SAINT JOHN – The key chains produced by the new 3D printer at the Custom Fabricators and Machinists (CFM) shop on the city’s east side was for demonstration purposes only. But they showcased the potential to be unlocked in a marine industry revolutionized by this innovative way to manufacture components and parts for the marine, shipbuilding and defence industries.
About 100 people gathered at CFM Thursday morning for the official launch of the new Marine Additive Manufacturing Centre of Excellence (MAMCE) – the first centre of its kind to combine research, commercialization, as well as workforce development, and training in 3D metal manufacturing.
The new $1-million 3D printer – the GE Concept Laser M2 – was the star attraction. Businesses will now have access to experts in 3D metal printing and to a commercial 3D printer to provide stronger, cheaper and faster metal parts. The centre will also be an incubator for new commercial development.
“This the first facility in Canada to use [a printer of this kind] to manufacture and certify custom parts for the marine industry,” said Mohsen Mohammadi, a professor of mechanical engineering at University of New Brunswick (UNB) and the director of MAMCE. “Our doors are now open for research, projects and solutions to problems.”
This centre is a collaborative initiative that involves industry and education partners. UNB is MAMCE’s research and development partner. CFM, a J.D. Irving Limited (JDI) company, is the commercialization partner. The community colleges in New Brunswick and Nova Scotia are the workforce development and training partners.
“Growth in innovation here at home leads to jobs and prosperity across the region,” said David Saucy, vice-president of the construction and equipment division of JDI. “The set-up of MAMCE is unique and different from all the manufacturing centres of excellence – the first 3D printer located … in a commercial workspace.”
“This unique setting will allow researchers, students from the community colleges, as well as our business development leads, to interact in a common and collaborative work environment.”

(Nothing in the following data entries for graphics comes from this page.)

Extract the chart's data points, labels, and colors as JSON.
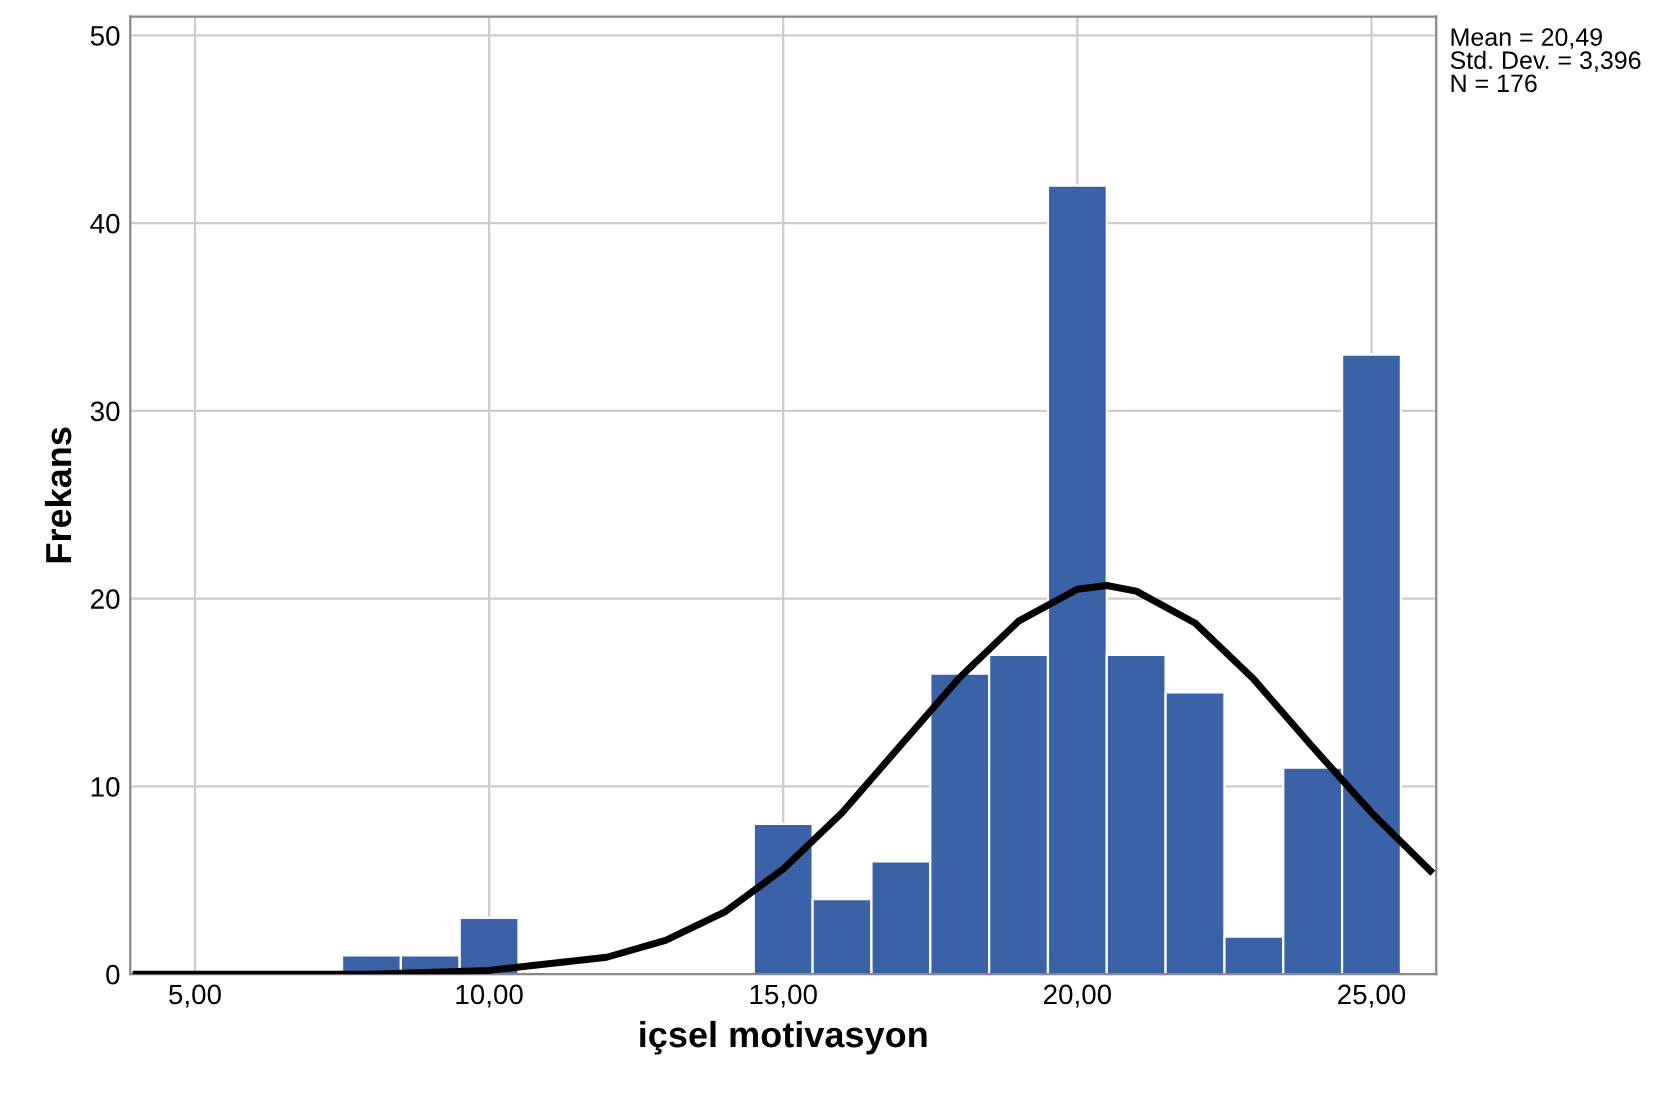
{
  "chart_data": {
    "type": "histogram",
    "xlabel": "içsel motivasyon",
    "ylabel": "Frekans",
    "bins": [
      7.5,
      8.5,
      9.5,
      10.5,
      11.5,
      12.5,
      13.5,
      14.5,
      15.5,
      16.5,
      17.5,
      18.5,
      19.5,
      20.5,
      21.5,
      22.5,
      23.5,
      24.5,
      25.5
    ],
    "values": [
      1,
      1,
      3,
      null,
      null,
      null,
      null,
      8,
      4,
      6,
      16,
      17,
      42,
      17,
      15,
      2,
      11,
      33
    ],
    "color": "#3b62a6",
    "series": [
      {
        "type": "line",
        "color": "#000000",
        "x": [
          4,
          6,
          8,
          10,
          12,
          13,
          14,
          15,
          16,
          17,
          18,
          19,
          20,
          20.5,
          21,
          22,
          23,
          24,
          25,
          26
        ],
        "values": [
          0,
          0,
          0,
          0.2,
          0.9,
          1.8,
          3.3,
          5.6,
          8.6,
          12.2,
          15.8,
          18.8,
          20.5,
          20.7,
          20.4,
          18.7,
          15.7,
          12.1,
          8.6,
          5.5
        ]
      }
    ],
    "xlim": [
      3.9,
      26.1
    ],
    "ylim": [
      0,
      51
    ],
    "xticks": [
      {
        "value": 5,
        "label": "5,00"
      },
      {
        "value": 10,
        "label": "10,00"
      },
      {
        "value": 15,
        "label": "15,00"
      },
      {
        "value": 20,
        "label": "20,00"
      },
      {
        "value": 25,
        "label": "25,00"
      }
    ],
    "yticks": [
      0,
      10,
      20,
      30,
      40,
      50
    ],
    "grid": true,
    "annotations": [
      "Mean = 20,49",
      "Std. Dev. = 3,396",
      "N = 176"
    ]
  }
}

Saucy says custom fabricators and machinists have a “proud history” in the province’s shipbuilding and marine industry, and this will afford them the opportunity to be part of the workforce of the future.
“We are confident that additive manufacturing is a game-changing technology that will be a disruptive force in the manufacturing sector for years to come,” he said. “We look forward to working closely with UNB and the community colleges in New Brunswick and Nova Scotia to provide a hands-on for the next generation of workers in the advanced manufacturing industry.”
Laura Richard, director of research at the New Brunswick Innovation Foundation (NBIF) says the centre could also benefit startups and other small companies in the province.
“We’re particularly excited about the potential for local companies to benefit from this centre,” she said. “A significant part of our foundation’s work is focused on startups and small companies across the province. As such, we all too aware of the challenges they face competing in a global environment that’s in the midst of an advanced manufacturing revolution.”
“The capability that this centre offers is to network with academics and researchers, prototype on 3D printers, learn fast and thus evolve is a game-changer for these companies.”